Бессилие, страшное бессилие перед слепым натиском жизни, сокрушавшей все его планы и труды… вот что терзало его, удручало сознание, душило, хватало за горло, вызывая какую-то физическую нестерпимую боль в груди… «Зачем школа?..» Да!.. Васька не выбьется из среды. Среди колотушек, площадной брани и унижений пройдёт его детство, потом неизбежное пьянство… Варька на фабрике… Погибнет… Кому удержать? Им надеяться не на кого…
Он встал, ломая руки, сделал несколько шагов по комнате и опять упал на постель, лицом в подушки.
«Неужели заболел? Неужели умираю?.. И конец? Всему конец? И борьбе и мечтам?»
– Иванов… Хочешь пива? – спросил Пылаев.
– Спит, – зашептал Коко. – Оставь…
Да, он спал. Из груди его вылетало прерывистое, свистящее дыхание.
– А скверно, брат, – заметил Пылаев. – На этот раз он, должно быть, не выкрутится… Спасовал…
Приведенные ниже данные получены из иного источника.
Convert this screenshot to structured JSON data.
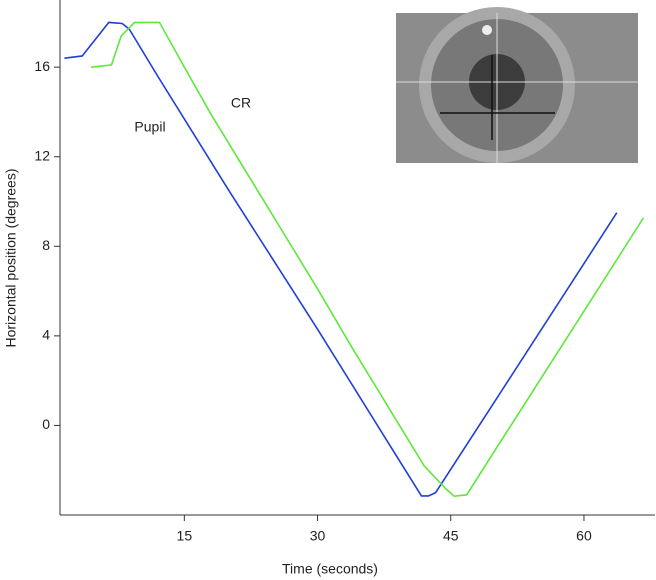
{
  "chart_data": {
    "type": "line",
    "xlabel": "Time (seconds)",
    "ylabel": "Horizontal position (degrees)",
    "xlim": [
      1,
      68
    ],
    "xticks": [
      15,
      30,
      45,
      60
    ],
    "ylim": [
      -4,
      19
    ],
    "yticks": [
      0,
      4,
      8,
      12,
      16
    ],
    "series": [
      {
        "name": "Pupil",
        "color": "#1f3fd6",
        "x": [
          1.5,
          3.5,
          4.5,
          6.5,
          8.0,
          8.8,
          12.0,
          20.0,
          30.0,
          38.0,
          41.7,
          42.5,
          43.3,
          50.0,
          58.0,
          63.7
        ],
        "values": [
          16.4,
          16.5,
          17.0,
          18.0,
          17.95,
          17.7,
          15.6,
          10.5,
          4.3,
          -0.8,
          -3.15,
          -3.15,
          -3.0,
          1.1,
          6.0,
          9.5
        ]
      },
      {
        "name": "CR",
        "color": "#5ee83a",
        "x": [
          4.5,
          6.8,
          7.9,
          9.4,
          12.2,
          15.0,
          18.0,
          22.0,
          26.0,
          30.0,
          34.0,
          38.0,
          42.0,
          44.5,
          45.4,
          46.8,
          50.0,
          55.0,
          60.0,
          66.7
        ],
        "values": [
          16.0,
          16.1,
          17.4,
          18.0,
          18.0,
          16.0,
          13.9,
          11.3,
          8.7,
          6.1,
          3.4,
          0.8,
          -1.8,
          -2.85,
          -3.16,
          -3.1,
          -1.1,
          2.0,
          5.1,
          9.27
        ]
      }
    ]
  }
}
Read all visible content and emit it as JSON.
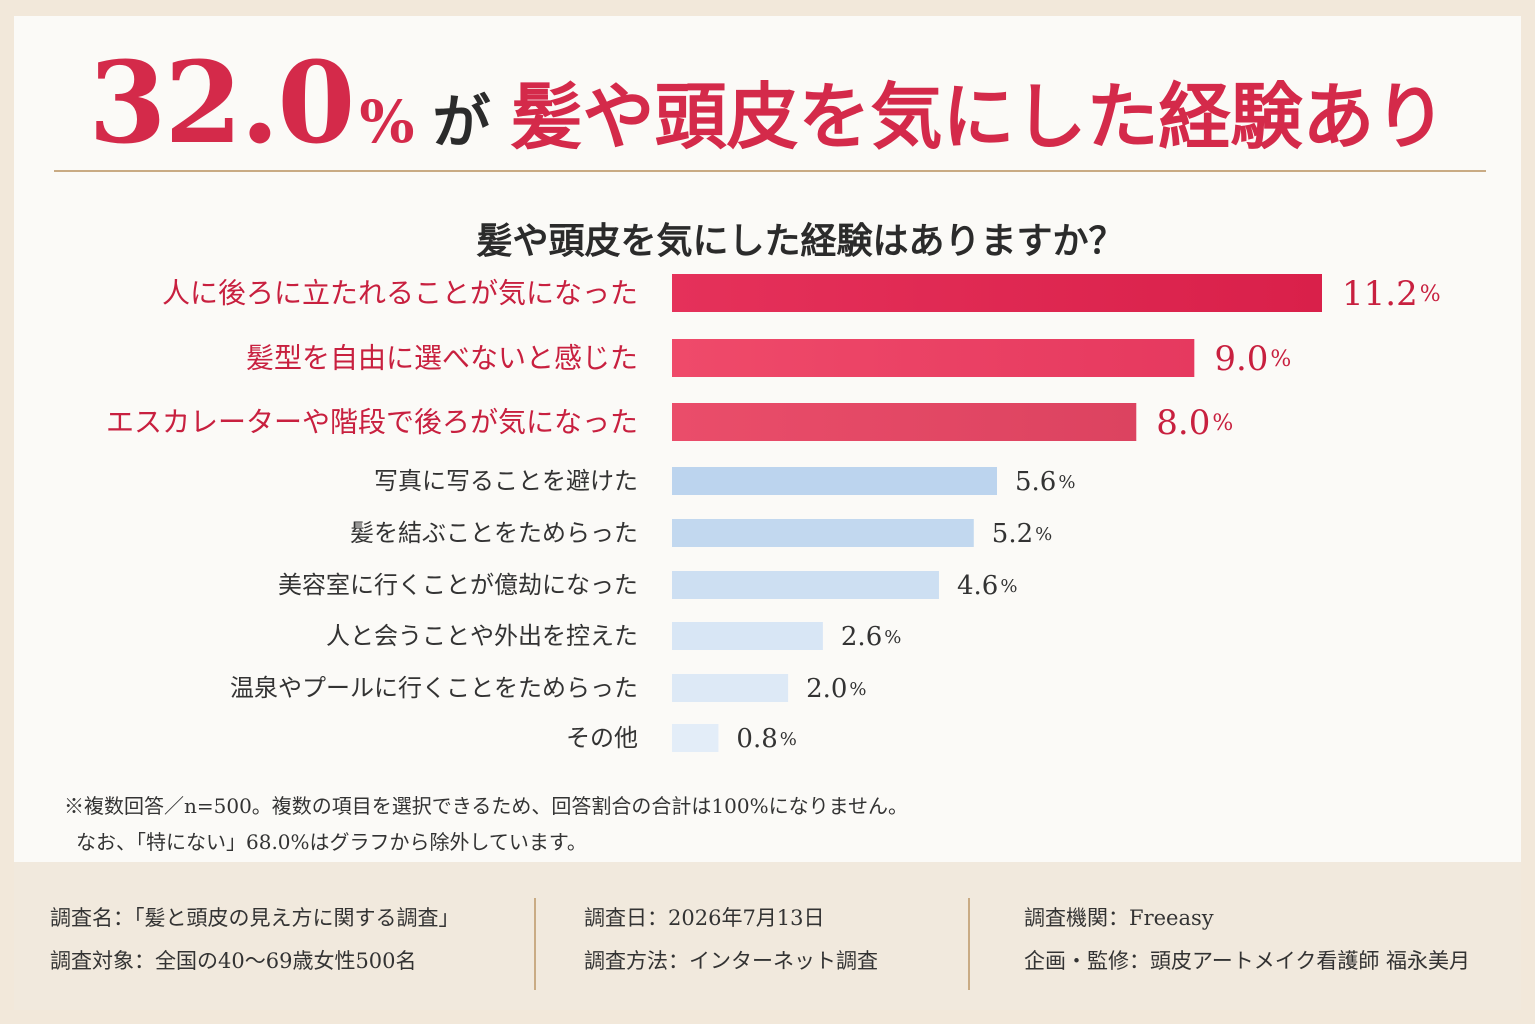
{
  "headline": {
    "number": "32.0",
    "percent": "%",
    "particle": "が",
    "text": "髪や頭皮を気にした経験あり"
  },
  "colors": {
    "highlight": "#e02a52",
    "normal": "#c4d8ef",
    "title_red": "#d42a4a",
    "label_red": "#c8203f"
  },
  "chart_data": {
    "type": "bar",
    "orientation": "horizontal",
    "title": "髪や頭皮を気にした経験はありますか？",
    "unit": "%",
    "categories": [
      "人に後ろに立たれることが気になった",
      "髪型を自由に選べないと感じた",
      "エスカレーターや階段で後ろが気になった",
      "写真に写ることを避けた",
      "髪を結ぶことをためらった",
      "美容室に行くことが億劫になった",
      "人と会うことや外出を控えた",
      "温泉やプールに行くことをためらった",
      "その他"
    ],
    "values": [
      11.2,
      9.0,
      8.0,
      5.6,
      5.2,
      4.6,
      2.6,
      2.0,
      0.8
    ],
    "value_labels": [
      "11.2",
      "9.0",
      "8.0",
      "5.6",
      "5.2",
      "4.6",
      "2.6",
      "2.0",
      "0.8"
    ],
    "highlighted": [
      true,
      true,
      true,
      false,
      false,
      false,
      false,
      false,
      false
    ],
    "xlim": [
      0,
      11.2
    ],
    "grid": false,
    "legend": "none"
  },
  "notes": [
    "※複数回答／n=500。複数の項目を選択できるため、回答割合の合計は100%になりません。",
    "なお、「特にない」68.0%はグラフから除外しています。"
  ],
  "footer": {
    "col1": [
      "調査名：「髪と頭皮の見え方に関する調査」",
      "調査対象：全国の40〜69歳女性500名"
    ],
    "col2": [
      "調査日：2026年7月13日",
      "調査方法：インターネット調査"
    ],
    "col3": [
      "調査機関：Freeasy",
      "企画・監修：頭皮アートメイク看護師 福永美月"
    ]
  }
}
Вдруг Иванов открыл глаза и сел на постели.
– А мы думали, что ты спишь, – заговорил Коко и вдруг оборвался и слегка отодвинулся невольно.
Он не узнал этого лица. Озарённое каким-то внутренним светом, оно казалось так молодо, так странно и чуждо. Незнакомая нежность сияла в глазах Иванова.
– Катюша… голубушка, – ласково шептал он, глядя в пространство, через голову Коко. – Что у тебя болит, сестричка ты моя? Крошечка?.. У тебя ушко болит, Катюша?
– Бред, – сказал Коко и встал, весь бледный.
Вдруг по лицу Иванова пробежала судорога страдания, и он заплакал. Слёзы текли по его щекам, светлые, крупные. Так плачут дети, когда не знают, за что их бьют.
Что жалел он? Кого оплакивал в эту минуту? Свою ли скомканную жизнь? Тех ли, кто там, далеко, ждал и верил в его помощь? Пронёсся ли перед ним в горячечной фантазии какой-нибудь скорбный образ? Было ли это смутное предчувствие конца? Или сознание, что он гибнет?.. Кто скажет!
Это было странно и жутко. Затаив дыхание, товарищи глядели на него.
Иванов повернулся и лёг. С открытыми глазами, жестикулируя, он забормотал что-то быстро и несвязно. Пылаев прислушался, но разобрать уже не мог ничего.